La patience : dix minutes qui changent tout
Le gâteau sort du four, il embaume, tout le monde tourne autour. C’est précisément le moment de ne rien faire. Brûlant, un gâteau est encore fragile : la vapeur circule, la mie ne s’est pas raffermie, et un démoulage immédiat se termine souvent en deux morceaux. Posez le moule sur une grille et accordez-lui dix minutes. Pas au frais, pas près de la fenêtre : sur le plan de travail, tranquillement.
Attention toutefois à l’excès inverse. Complètement froid, un gâteau riche en sucre se soude au moule : les sucres caramélisés figent et font ventouse. Dix à quinze minutes, c’est la fenêtre idéale pour un cake ou un gâteau au yaourt. Et il existe des exceptions en sens contraire : une tarte tatin se retourne quand elle est encore bien chaude, sinon le caramel durcit et les pommes restent au fond. La patience, oui, mais pas partout.
Le démoulage lui-même : un geste franc
Le moment venu, passez une lame fine et souple le long des parois, en plaquant la lame contre le moule, jamais contre le gâteau. Un tour complet, sans scier. Posez ensuite la grille ou le plat de service à l’envers sur le moule, saisissez l’ensemble à deux mains avec un torchon, et retournez d’un mouvement décidé. Un coup sec du plat de la main sur le fond du moule, et vous devez sentir le gâteau se détacher d’un bloc.
S’il résiste, ne tirez jamais sur les bords. Posez plutôt un linge humide et bien chaud sur le fond du moule retourné, deux minutes : le léger choc thermique décolle les sucres, et le gâteau descend souvent tout seul. C’est le geste de secours qui m’a sauvé plus d’une fois.

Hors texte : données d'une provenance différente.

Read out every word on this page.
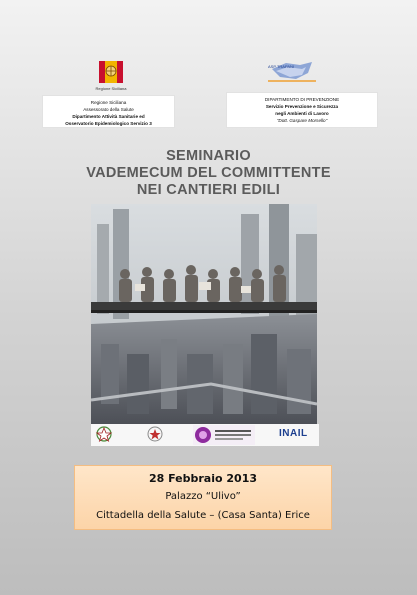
Regione Siciliana
ASP TRAPANI
Regione Siciliana
Assessorato della Salute
Dipartimento Attività Sanitarie ed
Osservatorio Epidemiologico Servizio 3
DIPARTIMENTO DI PREVENZIONE
Servizio Prevenzione e Sicurezza
negli Ambienti di Lavoro
"Dott. Gaspare Morsello"
SEMINARIO
VADEMECUM DEL COMMITTENTE
NEI CANTIERI EDILI
INAIL
28 Febbraio 2013
Palazzo “Ulivo”
Cittadella della Salute – (Casa Santa) Erice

Silicone, anti-adhésif, charnière : le vrai du faux
Un mot sur les moules eux-mêmes, car ils ne se valent pas tous, et certaines promesses méritent d’être nuancées.
- Un moule anti-adhésif rayé n’est plus anti-adhésif. Chaque coup de couteau dans le revêtement crée une zone d’accroche. Démoulez sur une planche, découpez ensuite, et n’utilisez que des ustensiles en bois ou en silicone à l’intérieur.
- Le silicone dispense en théorie de tout beurrage. En pratique, beurrez-le quand même les premières fois, et surtout posez-le sur une plaque rigide avant de le remplir : un moule souple transporté plein, c’est la pâte sur le carrelage.
- Le moule à charnière est le seul choix raisonnable pour un cheesecake ou un entremets : on ouvre le cercle, le gâteau ne bouge pas. Vérifiez le joint d’étanchéité en versant un fond d’eau avant la première utilisation.
- Les vieux moules en fer, eux, se bonifient : ne les récurez pas à l’éponge abrasive, essuyez-les et laissez-les se culotter comme une poêle à crêpes.
Et si ça casse quand même ?
Parce que ça arrivera, même en faisant tout bien. Un gâteau fendu se ressoude avec un glaçage ou une ganache étalée généreusement : personne n’y verra rien. Un gâteau cassé en plusieurs morceaux devient un trifle superbe : des couches de gâteau, de crème fouettée et de fruits dans un grand saladier ou des verrines. Et un fond resté collé se transforme en miettes à parsemer sur une compote. Dans ma rubrique cuisine pratique, c’est une règle qui revient souvent : un raté n’est jamais qu’une recette qui change de nom.
Le mot de la fin
Chez ma grand-mère Jeanne, le moule à kouglof en cuivre ne se lavait jamais au produit vaisselle : un essuyage soigneux, une goutte d’huile, et il retournait sur son clou au mur. Je l’ai récupéré, et il démoule encore mieux que mes moules modernes. Comme quoi, le meilleur revêtement anti-adhésif reste parfois soixante ans de gâteaux du dimanche. Prenez le temps du beurrage, offrez dix minutes de repos à vos gâteaux, et gardez la confiture pour les tartines plutôt que pour les réparations.